[ISN] How much does a data breach cost UK companies?

From: InfoSec News (alerts@private)
Date: Mon Feb 25 2008 - 01:31:05 PST


http://www.theregister.co.uk/2008/02/25/data_breach_real_cost/

By John Oates
The Register
25th February 2008

Data breaches cost UK companies an average of 47 for every record lost.

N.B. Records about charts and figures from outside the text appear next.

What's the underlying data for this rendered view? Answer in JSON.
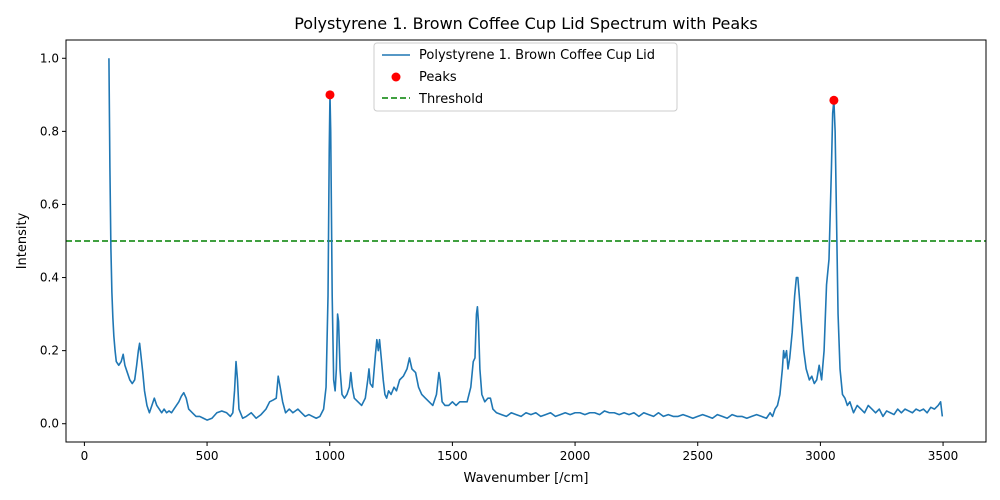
{
  "chart_data": {
    "type": "line",
    "title": "Polystyrene 1. Brown Coffee Cup Lid Spectrum with Peaks",
    "xlabel": "Wavenumber [/cm]",
    "ylabel": "Intensity",
    "xlim": [
      -75,
      3675
    ],
    "ylim": [
      -0.05,
      1.05
    ],
    "xticks": [
      0,
      500,
      1000,
      1500,
      2000,
      2500,
      3000,
      3500
    ],
    "yticks": [
      0.0,
      0.2,
      0.4,
      0.6,
      0.8,
      1.0
    ],
    "grid": false,
    "legend": {
      "placement": "top-center"
    },
    "colors": {
      "spectrum": "#1f77b4",
      "peaks": "#ff0000",
      "threshold": "#008000"
    },
    "series": [
      {
        "name": "Polystyrene 1. Brown Coffee Cup Lid",
        "kind": "line",
        "points": [
          [
            100,
            1.0
          ],
          [
            104,
            0.7
          ],
          [
            108,
            0.48
          ],
          [
            112,
            0.36
          ],
          [
            116,
            0.29
          ],
          [
            120,
            0.24
          ],
          [
            125,
            0.2
          ],
          [
            130,
            0.17
          ],
          [
            140,
            0.16
          ],
          [
            150,
            0.17
          ],
          [
            158,
            0.19
          ],
          [
            165,
            0.16
          ],
          [
            175,
            0.14
          ],
          [
            185,
            0.12
          ],
          [
            195,
            0.11
          ],
          [
            205,
            0.12
          ],
          [
            213,
            0.16
          ],
          [
            220,
            0.2
          ],
          [
            225,
            0.22
          ],
          [
            230,
            0.19
          ],
          [
            238,
            0.14
          ],
          [
            245,
            0.09
          ],
          [
            255,
            0.05
          ],
          [
            265,
            0.03
          ],
          [
            275,
            0.05
          ],
          [
            285,
            0.07
          ],
          [
            295,
            0.05
          ],
          [
            305,
            0.04
          ],
          [
            315,
            0.03
          ],
          [
            325,
            0.04
          ],
          [
            335,
            0.03
          ],
          [
            345,
            0.035
          ],
          [
            355,
            0.03
          ],
          [
            365,
            0.04
          ],
          [
            375,
            0.05
          ],
          [
            385,
            0.06
          ],
          [
            395,
            0.075
          ],
          [
            405,
            0.085
          ],
          [
            415,
            0.07
          ],
          [
            425,
            0.04
          ],
          [
            440,
            0.03
          ],
          [
            455,
            0.02
          ],
          [
            470,
            0.02
          ],
          [
            485,
            0.015
          ],
          [
            500,
            0.01
          ],
          [
            520,
            0.015
          ],
          [
            540,
            0.03
          ],
          [
            560,
            0.035
          ],
          [
            580,
            0.03
          ],
          [
            595,
            0.02
          ],
          [
            605,
            0.03
          ],
          [
            612,
            0.09
          ],
          [
            618,
            0.17
          ],
          [
            624,
            0.12
          ],
          [
            630,
            0.04
          ],
          [
            645,
            0.015
          ],
          [
            660,
            0.02
          ],
          [
            680,
            0.03
          ],
          [
            700,
            0.015
          ],
          [
            720,
            0.025
          ],
          [
            740,
            0.04
          ],
          [
            755,
            0.06
          ],
          [
            770,
            0.065
          ],
          [
            782,
            0.07
          ],
          [
            790,
            0.13
          ],
          [
            798,
            0.1
          ],
          [
            808,
            0.06
          ],
          [
            820,
            0.03
          ],
          [
            835,
            0.04
          ],
          [
            850,
            0.03
          ],
          [
            870,
            0.04
          ],
          [
            885,
            0.03
          ],
          [
            900,
            0.02
          ],
          [
            915,
            0.025
          ],
          [
            930,
            0.02
          ],
          [
            945,
            0.015
          ],
          [
            960,
            0.02
          ],
          [
            975,
            0.04
          ],
          [
            985,
            0.1
          ],
          [
            993,
            0.35
          ],
          [
            998,
            0.75
          ],
          [
            1001,
            0.9
          ],
          [
            1004,
            0.8
          ],
          [
            1010,
            0.35
          ],
          [
            1016,
            0.12
          ],
          [
            1022,
            0.09
          ],
          [
            1027,
            0.15
          ],
          [
            1032,
            0.3
          ],
          [
            1036,
            0.28
          ],
          [
            1042,
            0.15
          ],
          [
            1050,
            0.08
          ],
          [
            1060,
            0.07
          ],
          [
            1070,
            0.08
          ],
          [
            1080,
            0.1
          ],
          [
            1086,
            0.14
          ],
          [
            1092,
            0.1
          ],
          [
            1100,
            0.07
          ],
          [
            1115,
            0.06
          ],
          [
            1130,
            0.05
          ],
          [
            1145,
            0.07
          ],
          [
            1155,
            0.12
          ],
          [
            1160,
            0.15
          ],
          [
            1165,
            0.11
          ],
          [
            1175,
            0.1
          ],
          [
            1185,
            0.18
          ],
          [
            1192,
            0.23
          ],
          [
            1198,
            0.2
          ],
          [
            1203,
            0.23
          ],
          [
            1210,
            0.18
          ],
          [
            1218,
            0.12
          ],
          [
            1225,
            0.08
          ],
          [
            1232,
            0.07
          ],
          [
            1240,
            0.09
          ],
          [
            1250,
            0.08
          ],
          [
            1262,
            0.1
          ],
          [
            1272,
            0.09
          ],
          [
            1285,
            0.12
          ],
          [
            1300,
            0.13
          ],
          [
            1315,
            0.15
          ],
          [
            1325,
            0.18
          ],
          [
            1335,
            0.15
          ],
          [
            1350,
            0.14
          ],
          [
            1362,
            0.1
          ],
          [
            1375,
            0.08
          ],
          [
            1390,
            0.07
          ],
          [
            1405,
            0.06
          ],
          [
            1420,
            0.05
          ],
          [
            1435,
            0.08
          ],
          [
            1445,
            0.14
          ],
          [
            1450,
            0.12
          ],
          [
            1458,
            0.06
          ],
          [
            1470,
            0.05
          ],
          [
            1485,
            0.05
          ],
          [
            1500,
            0.06
          ],
          [
            1515,
            0.05
          ],
          [
            1530,
            0.06
          ],
          [
            1545,
            0.06
          ],
          [
            1560,
            0.06
          ],
          [
            1575,
            0.1
          ],
          [
            1585,
            0.17
          ],
          [
            1592,
            0.18
          ],
          [
            1598,
            0.3
          ],
          [
            1602,
            0.32
          ],
          [
            1606,
            0.28
          ],
          [
            1612,
            0.15
          ],
          [
            1620,
            0.08
          ],
          [
            1632,
            0.06
          ],
          [
            1645,
            0.07
          ],
          [
            1655,
            0.07
          ],
          [
            1665,
            0.04
          ],
          [
            1680,
            0.03
          ],
          [
            1700,
            0.025
          ],
          [
            1720,
            0.02
          ],
          [
            1740,
            0.03
          ],
          [
            1760,
            0.025
          ],
          [
            1780,
            0.02
          ],
          [
            1800,
            0.03
          ],
          [
            1820,
            0.025
          ],
          [
            1840,
            0.03
          ],
          [
            1860,
            0.02
          ],
          [
            1880,
            0.025
          ],
          [
            1900,
            0.03
          ],
          [
            1920,
            0.02
          ],
          [
            1940,
            0.025
          ],
          [
            1960,
            0.03
          ],
          [
            1980,
            0.025
          ],
          [
            2000,
            0.03
          ],
          [
            2020,
            0.03
          ],
          [
            2040,
            0.025
          ],
          [
            2060,
            0.03
          ],
          [
            2080,
            0.03
          ],
          [
            2100,
            0.025
          ],
          [
            2120,
            0.035
          ],
          [
            2140,
            0.03
          ],
          [
            2160,
            0.03
          ],
          [
            2180,
            0.025
          ],
          [
            2200,
            0.03
          ],
          [
            2220,
            0.025
          ],
          [
            2240,
            0.03
          ],
          [
            2260,
            0.02
          ],
          [
            2280,
            0.03
          ],
          [
            2300,
            0.025
          ],
          [
            2320,
            0.02
          ],
          [
            2340,
            0.03
          ],
          [
            2360,
            0.02
          ],
          [
            2380,
            0.025
          ],
          [
            2400,
            0.02
          ],
          [
            2420,
            0.02
          ],
          [
            2440,
            0.025
          ],
          [
            2460,
            0.02
          ],
          [
            2480,
            0.015
          ],
          [
            2500,
            0.02
          ],
          [
            2520,
            0.025
          ],
          [
            2540,
            0.02
          ],
          [
            2560,
            0.015
          ],
          [
            2580,
            0.025
          ],
          [
            2600,
            0.02
          ],
          [
            2620,
            0.015
          ],
          [
            2640,
            0.025
          ],
          [
            2660,
            0.02
          ],
          [
            2680,
            0.02
          ],
          [
            2700,
            0.015
          ],
          [
            2720,
            0.02
          ],
          [
            2740,
            0.025
          ],
          [
            2760,
            0.02
          ],
          [
            2780,
            0.015
          ],
          [
            2795,
            0.03
          ],
          [
            2805,
            0.02
          ],
          [
            2815,
            0.04
          ],
          [
            2825,
            0.05
          ],
          [
            2835,
            0.08
          ],
          [
            2845,
            0.15
          ],
          [
            2850,
            0.2
          ],
          [
            2855,
            0.18
          ],
          [
            2862,
            0.2
          ],
          [
            2868,
            0.15
          ],
          [
            2875,
            0.18
          ],
          [
            2885,
            0.25
          ],
          [
            2895,
            0.35
          ],
          [
            2902,
            0.4
          ],
          [
            2908,
            0.4
          ],
          [
            2914,
            0.35
          ],
          [
            2922,
            0.28
          ],
          [
            2932,
            0.2
          ],
          [
            2942,
            0.15
          ],
          [
            2955,
            0.12
          ],
          [
            2965,
            0.13
          ],
          [
            2975,
            0.11
          ],
          [
            2985,
            0.12
          ],
          [
            2995,
            0.16
          ],
          [
            3005,
            0.12
          ],
          [
            3015,
            0.2
          ],
          [
            3025,
            0.38
          ],
          [
            3035,
            0.45
          ],
          [
            3045,
            0.7
          ],
          [
            3050,
            0.85
          ],
          [
            3055,
            0.885
          ],
          [
            3060,
            0.8
          ],
          [
            3066,
            0.55
          ],
          [
            3072,
            0.3
          ],
          [
            3080,
            0.15
          ],
          [
            3090,
            0.08
          ],
          [
            3100,
            0.07
          ],
          [
            3110,
            0.05
          ],
          [
            3120,
            0.06
          ],
          [
            3135,
            0.03
          ],
          [
            3150,
            0.05
          ],
          [
            3165,
            0.04
          ],
          [
            3180,
            0.03
          ],
          [
            3195,
            0.05
          ],
          [
            3210,
            0.04
          ],
          [
            3225,
            0.03
          ],
          [
            3240,
            0.04
          ],
          [
            3255,
            0.02
          ],
          [
            3270,
            0.035
          ],
          [
            3285,
            0.03
          ],
          [
            3300,
            0.025
          ],
          [
            3315,
            0.04
          ],
          [
            3330,
            0.03
          ],
          [
            3345,
            0.04
          ],
          [
            3360,
            0.035
          ],
          [
            3375,
            0.03
          ],
          [
            3390,
            0.04
          ],
          [
            3405,
            0.035
          ],
          [
            3420,
            0.04
          ],
          [
            3435,
            0.03
          ],
          [
            3450,
            0.045
          ],
          [
            3465,
            0.04
          ],
          [
            3480,
            0.05
          ],
          [
            3490,
            0.06
          ],
          [
            3497,
            0.02
          ]
        ]
      },
      {
        "name": "Peaks",
        "kind": "scatter",
        "points": [
          [
            1001,
            0.9
          ],
          [
            3055,
            0.885
          ]
        ]
      },
      {
        "name": "Threshold",
        "kind": "hline",
        "y": 0.5
      }
    ]
  }
}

This means the average cost to a company which suffers a data breach is 
1.4m. The Ponemon Institute isn't pulling these figures out of the ether
- it talked to 21 UK companies about how much actual data breaches cost 
them.

>From a total of 47 per record, the cost from lost business in the wake 
of a data disaster is 36 per cent or 17. Financial services companies 
are particularly at risk - their average costs per record are 55. 
Customer expectations of trust mean they also suffer a higher cost of 
lost business.

Phillip Dunkelberger, CEO at PGP Corporation, told The Reg: "Companies 
are increasingly waking up to the real cost of data losses, especially 
the cost of losing customers. It is a serious global problem with no 
easy answers."

Both PGP and Symantec, who co-sponsored the study, believe some kind of 
data notification law - where companies are obliged to tell a third 
party when a breach occurs - could help.

Ponemon estimates customer churn rates to go up by an average of 2.5 per 
cent after a data loss, but the worst example in the UK saw churn rates 
go up by seven per cent.

The size of the losses examined ranged from 2,500 records to more than 
125,000 and costs ranged from 84,000 to 3.8m.

Breaches by third parties were more expensive than in-house losses - on 
average 59 rather than 42 in-house. This is a difficult issue for big 
companies to deal with, because their supply chain will include hundreds 
or even thousands of partner and outsourcer companies.